Armed Forces personnel deployed to support the evacuation from Afghanistan in August 2021 will receive special medals for their contribution.
The Operational Service Medal Afghanistan, with its own distinctive clasp, will be awarded to members of the Royal Navy, British Army and Royal Air Force for their efforts in Operation Pitting.
Armed Forces Minister James Heappey told Forces News “service personnel who served five consecutive days in Kabul, or aircrew who were involved in three or more sorties, will receive the operational service medal with an Op Pitting clasp”.
Mr Heappey also said that while it was a “departure from normal medal policy”, Operation Pitting was “exceptionally deserving”.
“There’s a tendency amongst my generation and those who are slightly older than me, who served in an Army where Iraq and Afghanistan was a guaranteed medal,” he said.
“Plus, for many people, various missions to the Balkans, Sierra Leone, it was perfectly possible to serve for 10 years and finish up with five or six medals.
“The reason to award the Pitting medal is not just to give some people something to put on their chest, people who served in Kabul, in my view, served a six-month tour compressed into two weeks in terms of the intensity of what they dealt with.”
Operation Pitting was the largest humanitarian aid operation in more than 70 years, the Ministry of Defence said.
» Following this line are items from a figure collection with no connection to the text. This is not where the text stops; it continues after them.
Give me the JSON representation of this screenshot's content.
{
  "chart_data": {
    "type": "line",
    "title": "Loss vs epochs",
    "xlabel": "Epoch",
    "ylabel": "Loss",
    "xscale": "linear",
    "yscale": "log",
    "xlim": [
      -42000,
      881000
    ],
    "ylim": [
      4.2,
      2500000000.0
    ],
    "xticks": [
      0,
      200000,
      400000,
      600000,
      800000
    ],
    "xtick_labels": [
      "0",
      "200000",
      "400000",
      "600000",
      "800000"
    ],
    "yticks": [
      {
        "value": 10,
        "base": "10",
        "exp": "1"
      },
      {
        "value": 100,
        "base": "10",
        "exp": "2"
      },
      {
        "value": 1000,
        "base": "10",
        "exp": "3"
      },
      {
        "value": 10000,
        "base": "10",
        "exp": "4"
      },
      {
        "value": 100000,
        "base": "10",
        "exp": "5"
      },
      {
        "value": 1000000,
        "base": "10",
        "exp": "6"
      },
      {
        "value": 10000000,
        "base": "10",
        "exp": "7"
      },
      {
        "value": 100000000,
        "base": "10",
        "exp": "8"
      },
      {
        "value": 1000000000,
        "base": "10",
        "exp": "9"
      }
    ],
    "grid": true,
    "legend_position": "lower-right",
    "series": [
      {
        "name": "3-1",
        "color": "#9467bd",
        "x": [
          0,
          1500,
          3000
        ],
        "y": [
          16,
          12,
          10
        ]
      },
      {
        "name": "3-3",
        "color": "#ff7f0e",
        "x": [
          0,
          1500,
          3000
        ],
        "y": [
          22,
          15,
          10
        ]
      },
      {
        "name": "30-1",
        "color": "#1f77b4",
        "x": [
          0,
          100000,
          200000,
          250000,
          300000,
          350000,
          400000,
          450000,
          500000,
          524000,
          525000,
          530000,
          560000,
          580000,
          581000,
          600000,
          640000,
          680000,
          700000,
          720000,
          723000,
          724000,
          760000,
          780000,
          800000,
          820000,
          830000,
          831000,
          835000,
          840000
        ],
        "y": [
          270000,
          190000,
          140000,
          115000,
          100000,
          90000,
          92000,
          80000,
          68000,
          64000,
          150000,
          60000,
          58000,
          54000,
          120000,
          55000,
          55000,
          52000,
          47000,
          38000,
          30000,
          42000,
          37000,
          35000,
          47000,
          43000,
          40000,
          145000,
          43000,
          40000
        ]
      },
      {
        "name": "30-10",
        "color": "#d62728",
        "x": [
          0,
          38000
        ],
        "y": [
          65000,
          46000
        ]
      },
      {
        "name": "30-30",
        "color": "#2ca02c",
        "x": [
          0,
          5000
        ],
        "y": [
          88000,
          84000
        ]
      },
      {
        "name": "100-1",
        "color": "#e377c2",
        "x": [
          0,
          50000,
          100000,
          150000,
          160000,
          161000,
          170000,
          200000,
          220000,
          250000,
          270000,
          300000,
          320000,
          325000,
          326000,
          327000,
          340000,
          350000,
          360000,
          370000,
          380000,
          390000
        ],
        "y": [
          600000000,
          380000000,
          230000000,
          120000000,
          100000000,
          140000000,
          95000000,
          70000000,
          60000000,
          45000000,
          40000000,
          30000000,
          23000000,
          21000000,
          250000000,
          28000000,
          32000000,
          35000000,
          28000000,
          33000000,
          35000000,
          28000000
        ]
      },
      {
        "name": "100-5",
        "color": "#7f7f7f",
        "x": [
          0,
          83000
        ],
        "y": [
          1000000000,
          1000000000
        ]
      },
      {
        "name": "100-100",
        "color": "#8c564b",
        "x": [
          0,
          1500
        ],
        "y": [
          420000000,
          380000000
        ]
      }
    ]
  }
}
More than 1,000 troops, diplomats and officials were dispatched to Afghanistan to rescue UK nationals and Afghan allies after the country’s capital fell to the Taliban – airlifting more than 15,000 people to safety in just over a fortnight.
The mission became the biggest airlift in Royal Air Force history.
Op Pitting personnel organised the evacuation of British nationals and eligible Afghans from Afghanistan following the Taliban takeover (Picture: MOD).
The Prime Minister said: “I’m delighted that Her Majesty The Queen has given permission for a special medal to be awarded to all those who deployed to Kabul, to honour their heroism in the face of extreme adversity.
A soldier feeds children as part of the operation (Picture: MOD).
“Operation Pitting will go down as one of the great achievements of our UK Armed Services and their civilian counterparts in the post-war era.”
He added: “The whole country can be immensely proud of their tireless work to bring men, women and children to safety. They represent the very best of us.”
Defence Secretary Ben Wallace said: “As the security situation worsened by the hour, our servicemen and women stepped up and delivered the largest British evacuation since the Second World War. They will rightly receive medallic recognition for their efforts.
“I would like to thank them, and all our service personnel, on behalf of the public and UK Government for safely evacuating endangered Afghans through some of the most desperate scenes imaginable. You have done us all proud.”
After Op Pitting’s completion, there were discussions over whether the personnel involved should receive medals for their role.
The Ministry of Defence said at the time, the awarding of medals, which would go against the precedent of eligible operations lasting 30 days, would require “lengthy consideration”.
The vast majority of voters in a Forces News poll believed personnel involved in Op Pitting deserved medals for their work.